Hi, I enjoyed reading your uplifting story about Ezra. My son, Benjamin, was diagnosed with ARPKD when he was 2 days old and had been followed by NIH until a few years ago…NIH claims that the slow progress of the disease was cause for the study to be suspended, but I suspect it is for financial reasons as well.
Anyway, my son will be 7 years old in a few weeks and is doing well on blood pressure medication. He is short for his age, however. We have thought about growth hormones but want to be sure that it won’t speed up the ARPKD and cause his kidneys to fail sooner than they would. Do you know anything about this? I read that your son is on growth hormones and hope you have some insight on this. NIH hasn’t returned my calls and my nephrologist is not sure. I would love to hear if anyone has any info on this.

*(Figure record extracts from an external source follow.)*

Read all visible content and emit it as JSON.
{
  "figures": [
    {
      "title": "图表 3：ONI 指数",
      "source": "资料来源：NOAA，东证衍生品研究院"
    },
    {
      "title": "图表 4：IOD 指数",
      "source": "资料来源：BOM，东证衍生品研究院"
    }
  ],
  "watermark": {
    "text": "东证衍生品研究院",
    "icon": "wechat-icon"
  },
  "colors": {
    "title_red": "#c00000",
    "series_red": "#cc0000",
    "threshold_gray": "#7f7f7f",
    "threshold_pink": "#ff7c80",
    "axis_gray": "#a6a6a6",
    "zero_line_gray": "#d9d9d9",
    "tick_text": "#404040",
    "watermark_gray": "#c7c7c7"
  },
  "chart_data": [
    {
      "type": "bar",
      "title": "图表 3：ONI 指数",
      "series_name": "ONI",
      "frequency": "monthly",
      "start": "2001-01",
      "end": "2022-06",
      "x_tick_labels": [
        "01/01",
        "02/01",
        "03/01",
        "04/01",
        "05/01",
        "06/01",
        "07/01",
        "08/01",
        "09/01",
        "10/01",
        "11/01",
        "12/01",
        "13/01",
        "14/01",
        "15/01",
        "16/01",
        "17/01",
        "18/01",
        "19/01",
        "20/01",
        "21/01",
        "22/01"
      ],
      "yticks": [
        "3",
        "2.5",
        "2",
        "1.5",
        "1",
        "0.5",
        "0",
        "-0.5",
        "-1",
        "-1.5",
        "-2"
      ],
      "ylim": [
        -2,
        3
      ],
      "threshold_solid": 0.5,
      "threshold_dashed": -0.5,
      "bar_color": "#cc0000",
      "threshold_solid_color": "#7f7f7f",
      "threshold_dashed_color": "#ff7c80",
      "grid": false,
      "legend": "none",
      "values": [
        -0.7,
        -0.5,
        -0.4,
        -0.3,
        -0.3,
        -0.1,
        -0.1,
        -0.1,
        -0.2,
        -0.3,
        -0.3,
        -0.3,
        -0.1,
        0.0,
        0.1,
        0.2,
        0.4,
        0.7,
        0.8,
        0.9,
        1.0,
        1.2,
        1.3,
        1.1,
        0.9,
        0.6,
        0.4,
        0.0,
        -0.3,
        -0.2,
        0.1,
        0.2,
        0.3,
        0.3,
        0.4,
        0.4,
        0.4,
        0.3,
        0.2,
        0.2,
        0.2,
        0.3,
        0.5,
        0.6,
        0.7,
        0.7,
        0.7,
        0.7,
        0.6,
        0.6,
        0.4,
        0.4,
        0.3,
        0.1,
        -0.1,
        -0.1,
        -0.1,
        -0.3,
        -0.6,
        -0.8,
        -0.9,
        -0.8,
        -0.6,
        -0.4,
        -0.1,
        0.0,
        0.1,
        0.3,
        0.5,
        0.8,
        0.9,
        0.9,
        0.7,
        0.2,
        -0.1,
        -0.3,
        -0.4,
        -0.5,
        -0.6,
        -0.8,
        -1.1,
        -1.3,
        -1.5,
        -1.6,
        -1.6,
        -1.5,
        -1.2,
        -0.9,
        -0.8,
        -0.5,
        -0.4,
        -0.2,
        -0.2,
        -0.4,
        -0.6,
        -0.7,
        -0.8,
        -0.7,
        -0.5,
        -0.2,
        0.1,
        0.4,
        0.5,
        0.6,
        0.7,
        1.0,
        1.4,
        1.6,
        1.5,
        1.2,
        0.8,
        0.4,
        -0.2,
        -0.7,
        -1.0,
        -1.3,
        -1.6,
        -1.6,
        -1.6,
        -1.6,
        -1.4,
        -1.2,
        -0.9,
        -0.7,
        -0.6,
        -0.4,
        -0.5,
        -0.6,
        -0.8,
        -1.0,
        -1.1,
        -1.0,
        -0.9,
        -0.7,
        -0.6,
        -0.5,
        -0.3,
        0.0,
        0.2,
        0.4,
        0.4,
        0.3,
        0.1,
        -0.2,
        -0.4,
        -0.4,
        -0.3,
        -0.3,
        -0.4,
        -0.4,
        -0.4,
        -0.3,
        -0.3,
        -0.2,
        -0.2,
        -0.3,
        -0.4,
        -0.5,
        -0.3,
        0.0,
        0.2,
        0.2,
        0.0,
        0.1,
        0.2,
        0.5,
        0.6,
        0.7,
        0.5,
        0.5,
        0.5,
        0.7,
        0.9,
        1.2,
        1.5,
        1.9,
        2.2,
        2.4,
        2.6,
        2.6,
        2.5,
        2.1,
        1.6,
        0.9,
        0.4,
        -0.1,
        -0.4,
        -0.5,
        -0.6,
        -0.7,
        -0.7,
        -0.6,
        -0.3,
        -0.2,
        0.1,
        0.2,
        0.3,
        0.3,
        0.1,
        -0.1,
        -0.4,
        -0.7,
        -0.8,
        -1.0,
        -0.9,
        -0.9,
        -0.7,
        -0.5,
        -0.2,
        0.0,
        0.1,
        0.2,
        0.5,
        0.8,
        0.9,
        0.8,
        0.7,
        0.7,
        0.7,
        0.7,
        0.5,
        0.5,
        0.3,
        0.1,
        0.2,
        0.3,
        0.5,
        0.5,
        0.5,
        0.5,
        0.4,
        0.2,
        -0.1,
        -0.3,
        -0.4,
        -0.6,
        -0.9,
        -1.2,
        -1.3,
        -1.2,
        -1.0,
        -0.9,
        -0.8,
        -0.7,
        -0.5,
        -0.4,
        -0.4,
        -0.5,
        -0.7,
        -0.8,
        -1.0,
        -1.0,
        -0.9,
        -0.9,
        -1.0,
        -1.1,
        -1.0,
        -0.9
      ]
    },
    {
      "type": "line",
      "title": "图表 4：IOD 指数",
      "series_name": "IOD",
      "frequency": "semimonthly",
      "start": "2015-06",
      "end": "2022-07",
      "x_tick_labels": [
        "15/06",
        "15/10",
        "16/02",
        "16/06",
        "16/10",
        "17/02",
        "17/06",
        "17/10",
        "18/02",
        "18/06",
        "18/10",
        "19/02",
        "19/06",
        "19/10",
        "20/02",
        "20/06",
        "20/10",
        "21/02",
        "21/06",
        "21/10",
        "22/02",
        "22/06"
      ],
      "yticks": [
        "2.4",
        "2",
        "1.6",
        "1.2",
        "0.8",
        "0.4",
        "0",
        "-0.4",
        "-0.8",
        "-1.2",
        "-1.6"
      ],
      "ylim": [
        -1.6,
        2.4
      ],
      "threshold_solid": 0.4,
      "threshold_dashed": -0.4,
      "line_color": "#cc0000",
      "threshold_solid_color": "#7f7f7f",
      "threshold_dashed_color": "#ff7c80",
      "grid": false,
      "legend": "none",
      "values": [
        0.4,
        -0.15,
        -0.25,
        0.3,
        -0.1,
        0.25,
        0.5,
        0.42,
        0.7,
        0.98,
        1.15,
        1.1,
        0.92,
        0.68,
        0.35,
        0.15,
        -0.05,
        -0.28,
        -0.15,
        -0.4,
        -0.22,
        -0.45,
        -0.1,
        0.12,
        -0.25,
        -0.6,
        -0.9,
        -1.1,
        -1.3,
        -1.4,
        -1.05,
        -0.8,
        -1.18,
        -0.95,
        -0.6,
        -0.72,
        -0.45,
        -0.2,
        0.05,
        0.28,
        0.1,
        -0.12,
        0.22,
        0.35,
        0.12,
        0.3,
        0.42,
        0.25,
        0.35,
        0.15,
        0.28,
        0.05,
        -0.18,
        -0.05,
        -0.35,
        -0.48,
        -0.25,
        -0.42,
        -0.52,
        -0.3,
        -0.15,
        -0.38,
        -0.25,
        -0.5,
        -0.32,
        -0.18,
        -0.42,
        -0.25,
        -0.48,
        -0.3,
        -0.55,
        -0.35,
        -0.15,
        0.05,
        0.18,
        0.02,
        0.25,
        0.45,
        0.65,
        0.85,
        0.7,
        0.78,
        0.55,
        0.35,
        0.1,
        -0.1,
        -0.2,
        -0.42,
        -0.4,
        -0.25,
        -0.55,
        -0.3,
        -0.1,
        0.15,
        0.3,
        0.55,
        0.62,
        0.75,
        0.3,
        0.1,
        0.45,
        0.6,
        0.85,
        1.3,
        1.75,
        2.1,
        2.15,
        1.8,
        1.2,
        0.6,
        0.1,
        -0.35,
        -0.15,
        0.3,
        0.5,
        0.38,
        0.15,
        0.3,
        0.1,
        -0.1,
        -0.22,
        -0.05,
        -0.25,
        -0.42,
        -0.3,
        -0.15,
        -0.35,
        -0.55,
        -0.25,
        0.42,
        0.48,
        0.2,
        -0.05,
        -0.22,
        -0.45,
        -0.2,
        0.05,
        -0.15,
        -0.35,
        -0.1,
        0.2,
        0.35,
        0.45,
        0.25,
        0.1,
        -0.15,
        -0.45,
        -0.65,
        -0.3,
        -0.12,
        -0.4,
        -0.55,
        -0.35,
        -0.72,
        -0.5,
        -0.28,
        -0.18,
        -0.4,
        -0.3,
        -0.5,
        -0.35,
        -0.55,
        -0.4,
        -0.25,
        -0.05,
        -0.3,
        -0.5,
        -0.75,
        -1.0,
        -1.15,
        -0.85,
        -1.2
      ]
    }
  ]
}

There is definitely hope – my daughter is 27 and has the disease – they did a renal /splenal shunt when she was maybe 8 as she had GI bleeding, and then a gortex graft in her arm to get her ready for when she would need dialysis but her kidneys kept going until she was about 16 and had her first transplant. She is on her second transplant at 19 and 8 years out now – but she needed a liver, too and that was the magic to make it all great!